In the darkness now, holding the untouched, poisoned food bowl, the reality of failure descends. Moments ago, just after my hand jerked the bowl away, I was thinking not of failure, but of a change of heart. What did this man mean to my mother? the question prodded me. I was acting for her if I was acting for anyone. To kill where she loved was surely a betrayal. Then, when I looked upon my victim with his sunken cheeks, his palsied strands of hair, and the froth of sleep on his lips, angels of pity had swirled in my blood. He was a babe again. No matter his crime, no matter what obstacle to the fortunes of others he might represent, he was defenseless and old. Nothing can blunt the blade of vengeance as swiftly as advanced years. All journeys end in the feebleness of their beginnings, in the spawn of helplessness from which all life rises and to which all life returns. The time for vengeance had passed.

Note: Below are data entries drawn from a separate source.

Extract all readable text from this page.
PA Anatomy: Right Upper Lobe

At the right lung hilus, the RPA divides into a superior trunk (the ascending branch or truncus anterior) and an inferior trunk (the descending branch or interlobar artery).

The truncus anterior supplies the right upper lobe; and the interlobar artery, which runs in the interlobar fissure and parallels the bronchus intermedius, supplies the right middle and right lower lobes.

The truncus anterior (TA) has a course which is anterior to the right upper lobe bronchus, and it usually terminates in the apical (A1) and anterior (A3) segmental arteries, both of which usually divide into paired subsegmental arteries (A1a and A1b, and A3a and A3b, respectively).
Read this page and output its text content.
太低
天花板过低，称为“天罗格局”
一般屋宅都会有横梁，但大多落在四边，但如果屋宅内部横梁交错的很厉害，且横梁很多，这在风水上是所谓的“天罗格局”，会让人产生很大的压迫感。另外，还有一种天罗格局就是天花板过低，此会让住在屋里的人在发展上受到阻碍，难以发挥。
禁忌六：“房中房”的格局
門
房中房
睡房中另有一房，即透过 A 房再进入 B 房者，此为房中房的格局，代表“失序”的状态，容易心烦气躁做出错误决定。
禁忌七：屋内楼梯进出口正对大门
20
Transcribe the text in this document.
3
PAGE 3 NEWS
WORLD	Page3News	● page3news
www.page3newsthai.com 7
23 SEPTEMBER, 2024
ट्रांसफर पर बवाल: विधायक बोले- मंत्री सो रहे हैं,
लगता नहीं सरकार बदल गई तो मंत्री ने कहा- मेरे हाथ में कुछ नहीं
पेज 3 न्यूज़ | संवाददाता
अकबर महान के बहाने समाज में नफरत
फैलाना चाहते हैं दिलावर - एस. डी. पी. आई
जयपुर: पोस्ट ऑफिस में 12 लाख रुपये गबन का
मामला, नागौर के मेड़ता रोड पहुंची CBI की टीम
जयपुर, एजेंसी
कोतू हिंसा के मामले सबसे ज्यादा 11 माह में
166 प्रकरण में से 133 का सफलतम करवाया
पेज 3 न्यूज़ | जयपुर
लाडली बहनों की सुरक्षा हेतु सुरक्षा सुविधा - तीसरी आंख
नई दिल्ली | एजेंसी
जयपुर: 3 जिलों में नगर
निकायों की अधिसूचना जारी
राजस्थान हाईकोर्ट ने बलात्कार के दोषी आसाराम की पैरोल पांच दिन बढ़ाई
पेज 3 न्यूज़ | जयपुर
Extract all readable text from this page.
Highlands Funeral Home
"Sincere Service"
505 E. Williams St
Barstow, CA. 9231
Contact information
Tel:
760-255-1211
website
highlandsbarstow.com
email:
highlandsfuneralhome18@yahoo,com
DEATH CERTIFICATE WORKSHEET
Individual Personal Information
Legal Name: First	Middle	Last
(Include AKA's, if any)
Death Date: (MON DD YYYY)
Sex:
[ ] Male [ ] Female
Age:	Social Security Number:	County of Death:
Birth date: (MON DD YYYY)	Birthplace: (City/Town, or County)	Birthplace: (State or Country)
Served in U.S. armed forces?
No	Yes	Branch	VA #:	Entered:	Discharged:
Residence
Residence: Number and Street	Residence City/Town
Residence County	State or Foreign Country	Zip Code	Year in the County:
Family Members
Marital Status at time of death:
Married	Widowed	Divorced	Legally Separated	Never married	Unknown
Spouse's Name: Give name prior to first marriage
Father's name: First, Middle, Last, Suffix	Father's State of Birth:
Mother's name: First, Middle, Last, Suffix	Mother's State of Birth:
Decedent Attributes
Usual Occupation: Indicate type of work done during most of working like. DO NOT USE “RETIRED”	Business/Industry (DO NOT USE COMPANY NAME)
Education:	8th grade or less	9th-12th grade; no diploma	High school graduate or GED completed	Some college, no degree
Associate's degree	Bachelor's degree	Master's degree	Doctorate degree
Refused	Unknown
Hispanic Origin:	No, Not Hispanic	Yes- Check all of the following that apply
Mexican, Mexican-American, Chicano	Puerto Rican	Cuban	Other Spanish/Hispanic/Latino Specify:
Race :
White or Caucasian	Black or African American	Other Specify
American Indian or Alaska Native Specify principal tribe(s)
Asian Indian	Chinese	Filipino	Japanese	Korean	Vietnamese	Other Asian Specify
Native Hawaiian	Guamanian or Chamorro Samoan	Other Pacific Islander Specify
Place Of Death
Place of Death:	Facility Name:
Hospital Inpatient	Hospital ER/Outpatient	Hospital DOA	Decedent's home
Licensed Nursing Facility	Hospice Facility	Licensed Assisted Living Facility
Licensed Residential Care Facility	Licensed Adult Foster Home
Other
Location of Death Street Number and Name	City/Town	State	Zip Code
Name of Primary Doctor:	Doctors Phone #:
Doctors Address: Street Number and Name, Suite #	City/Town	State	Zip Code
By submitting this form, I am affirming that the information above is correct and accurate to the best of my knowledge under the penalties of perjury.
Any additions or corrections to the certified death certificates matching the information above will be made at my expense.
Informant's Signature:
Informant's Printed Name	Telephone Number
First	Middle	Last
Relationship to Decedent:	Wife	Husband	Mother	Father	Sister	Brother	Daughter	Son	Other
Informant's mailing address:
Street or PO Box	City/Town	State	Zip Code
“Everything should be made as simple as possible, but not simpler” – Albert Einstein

All this I thought in mere moments after withdrawing the poison. Fear makes alibis grow with tenacious speed, with plump leaves and elaborate entwining branches.
Stupid
as your mother!
His rusty cane scores me again in the darkness. Did she also try to settle a score? I wonder. Did she make some plea for recognition for herself or for me?
My heart thumps hard. If I could return to him now with the same bowl, I would. But this time he would surely suspect. The discipline of morals weighs upon me like some ungodly chain as I make my way through the descending darkness. The angels of pity were demons in disguise. The spoon bumps against the bowl rim and the thought passes through me that someone must take the poison, so it might as well be me.